From iron coordination compounds to metal oxide nanoparticles

Various types, shapes and sizes of iron oxide nanoparticles were obtained depending on the nature of the precursor, preparation method and reaction conditions. The mixed valence trinuclear iron acetate, [Fe(2)(III)Fe(II)O(CH(3)COO)(6)(H(2)O)(3)]·2H(2)O (FeAc1), μ(3)-oxo trinuclear iron(III) acetate, [Fe(3)O(CH(3)COO)(6)(H(2)O)(3)]NO(3)∙4H(2)O (FeAc2), iron furoate, [Fe(3)O(C(4)H(3)OCOO)(6)(CH(3)OH)(3)]NO(3)∙2CH(3)OH (FeF), iron chromium furoate, FeCr(2)O(C(4)H(3)OCOO)(6)(CH(3)OH)(3)]NO(3)∙2CH(3)OH (FeCrF), and an iron complex with an original macromolecular ligand (FePAZ) were used as precursors for the corresponding oxide nanoparticles.
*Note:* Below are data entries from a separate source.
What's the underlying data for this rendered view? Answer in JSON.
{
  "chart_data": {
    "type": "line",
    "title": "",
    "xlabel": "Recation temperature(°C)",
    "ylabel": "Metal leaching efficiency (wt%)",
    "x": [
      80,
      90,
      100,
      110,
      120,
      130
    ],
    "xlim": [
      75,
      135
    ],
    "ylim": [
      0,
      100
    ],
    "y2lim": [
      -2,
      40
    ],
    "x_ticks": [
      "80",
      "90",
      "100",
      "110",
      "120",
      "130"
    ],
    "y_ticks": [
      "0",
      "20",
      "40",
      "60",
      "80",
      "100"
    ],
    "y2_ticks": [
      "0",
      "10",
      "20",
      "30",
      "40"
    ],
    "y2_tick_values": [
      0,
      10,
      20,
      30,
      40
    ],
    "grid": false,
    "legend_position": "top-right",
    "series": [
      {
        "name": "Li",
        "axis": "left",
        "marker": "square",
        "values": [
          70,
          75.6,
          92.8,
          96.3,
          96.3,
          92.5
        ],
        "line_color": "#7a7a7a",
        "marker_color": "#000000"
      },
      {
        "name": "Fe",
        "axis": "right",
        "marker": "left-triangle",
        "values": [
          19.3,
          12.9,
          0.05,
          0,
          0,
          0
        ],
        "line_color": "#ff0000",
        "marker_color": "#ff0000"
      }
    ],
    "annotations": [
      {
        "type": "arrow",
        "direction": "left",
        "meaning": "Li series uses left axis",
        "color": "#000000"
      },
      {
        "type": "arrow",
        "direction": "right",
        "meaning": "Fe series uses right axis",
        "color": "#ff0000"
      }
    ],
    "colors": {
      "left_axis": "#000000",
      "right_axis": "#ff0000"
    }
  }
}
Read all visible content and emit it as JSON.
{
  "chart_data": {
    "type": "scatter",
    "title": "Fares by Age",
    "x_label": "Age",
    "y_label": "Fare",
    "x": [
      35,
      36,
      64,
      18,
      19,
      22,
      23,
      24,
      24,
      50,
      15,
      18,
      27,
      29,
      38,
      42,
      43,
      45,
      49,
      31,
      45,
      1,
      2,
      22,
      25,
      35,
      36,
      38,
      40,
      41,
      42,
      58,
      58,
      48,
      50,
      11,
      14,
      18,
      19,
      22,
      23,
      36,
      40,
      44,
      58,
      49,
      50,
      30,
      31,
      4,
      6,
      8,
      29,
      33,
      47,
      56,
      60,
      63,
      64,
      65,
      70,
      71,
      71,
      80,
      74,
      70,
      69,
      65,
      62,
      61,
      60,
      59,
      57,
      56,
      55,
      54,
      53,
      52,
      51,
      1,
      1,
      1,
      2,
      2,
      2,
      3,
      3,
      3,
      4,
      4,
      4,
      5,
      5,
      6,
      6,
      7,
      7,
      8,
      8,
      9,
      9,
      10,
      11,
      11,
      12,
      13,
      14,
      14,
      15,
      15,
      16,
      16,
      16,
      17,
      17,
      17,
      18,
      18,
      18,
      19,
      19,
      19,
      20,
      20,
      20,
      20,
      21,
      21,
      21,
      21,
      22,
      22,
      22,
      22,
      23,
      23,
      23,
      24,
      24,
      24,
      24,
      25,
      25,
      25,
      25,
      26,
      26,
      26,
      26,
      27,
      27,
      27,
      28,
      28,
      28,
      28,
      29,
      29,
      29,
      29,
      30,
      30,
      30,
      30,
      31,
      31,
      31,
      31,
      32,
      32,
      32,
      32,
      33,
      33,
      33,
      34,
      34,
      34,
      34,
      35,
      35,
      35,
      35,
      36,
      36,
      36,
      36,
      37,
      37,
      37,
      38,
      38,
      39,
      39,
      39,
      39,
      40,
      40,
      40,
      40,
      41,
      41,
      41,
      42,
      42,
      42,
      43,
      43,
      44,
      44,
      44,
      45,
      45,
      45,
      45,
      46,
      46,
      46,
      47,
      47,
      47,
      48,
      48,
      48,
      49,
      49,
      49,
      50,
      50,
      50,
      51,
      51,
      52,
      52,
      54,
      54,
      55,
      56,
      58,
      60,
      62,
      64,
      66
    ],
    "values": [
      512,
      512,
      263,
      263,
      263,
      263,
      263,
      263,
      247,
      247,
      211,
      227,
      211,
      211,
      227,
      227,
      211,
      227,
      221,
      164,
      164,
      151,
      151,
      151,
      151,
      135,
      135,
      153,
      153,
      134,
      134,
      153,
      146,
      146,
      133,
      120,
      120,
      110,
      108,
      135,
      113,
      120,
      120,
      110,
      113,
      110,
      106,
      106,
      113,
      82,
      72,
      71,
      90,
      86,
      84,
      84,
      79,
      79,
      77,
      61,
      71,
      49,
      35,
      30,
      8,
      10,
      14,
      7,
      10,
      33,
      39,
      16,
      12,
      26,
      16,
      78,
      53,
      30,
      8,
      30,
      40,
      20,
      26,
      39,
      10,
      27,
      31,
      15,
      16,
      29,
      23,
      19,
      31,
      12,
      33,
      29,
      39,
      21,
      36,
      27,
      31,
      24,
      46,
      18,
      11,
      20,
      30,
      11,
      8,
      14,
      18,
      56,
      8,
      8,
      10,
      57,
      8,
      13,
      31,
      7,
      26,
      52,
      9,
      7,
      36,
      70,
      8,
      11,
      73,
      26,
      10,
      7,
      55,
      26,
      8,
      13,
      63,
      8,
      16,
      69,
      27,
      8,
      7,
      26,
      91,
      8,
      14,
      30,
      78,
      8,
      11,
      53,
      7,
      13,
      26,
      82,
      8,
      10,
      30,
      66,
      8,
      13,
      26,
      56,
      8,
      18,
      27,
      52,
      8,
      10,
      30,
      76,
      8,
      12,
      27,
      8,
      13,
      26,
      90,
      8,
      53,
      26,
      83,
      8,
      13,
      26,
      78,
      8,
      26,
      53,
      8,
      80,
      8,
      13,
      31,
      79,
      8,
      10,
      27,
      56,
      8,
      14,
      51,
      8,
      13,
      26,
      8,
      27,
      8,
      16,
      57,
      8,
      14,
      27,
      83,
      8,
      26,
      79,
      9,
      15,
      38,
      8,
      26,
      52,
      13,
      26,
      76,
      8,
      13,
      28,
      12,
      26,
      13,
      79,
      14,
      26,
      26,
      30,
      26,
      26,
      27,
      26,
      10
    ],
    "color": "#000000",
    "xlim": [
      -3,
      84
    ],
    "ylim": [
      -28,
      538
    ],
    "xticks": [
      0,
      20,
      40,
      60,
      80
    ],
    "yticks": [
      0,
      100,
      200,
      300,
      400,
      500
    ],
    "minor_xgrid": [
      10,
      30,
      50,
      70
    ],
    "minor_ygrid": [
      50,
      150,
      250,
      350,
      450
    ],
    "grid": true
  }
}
Five series of nanoparticle samples were prepared employing either a classical thermal pathway (i.e., thermal decomposition in solution, solvothermal method, dry thermal decomposition/calcination) or using a nonconventional energy source (i.e., microwave or ultrasonic treatment) to convert precursors into iron oxides. The resulting materials were structurally characterized by wide-angle X-ray diffraction and Fourier transform infrared, Raman, energy-dispersive X-ray, and X-ray fluorescence spectroscopies, as well as thermogravimetric analysis. The morphology was characterized by transmission electron microscopy, atomic force microscopy and dynamic light scattering. The parameters were varied within each route to fine tune the size and shape of the formed nanoparticles.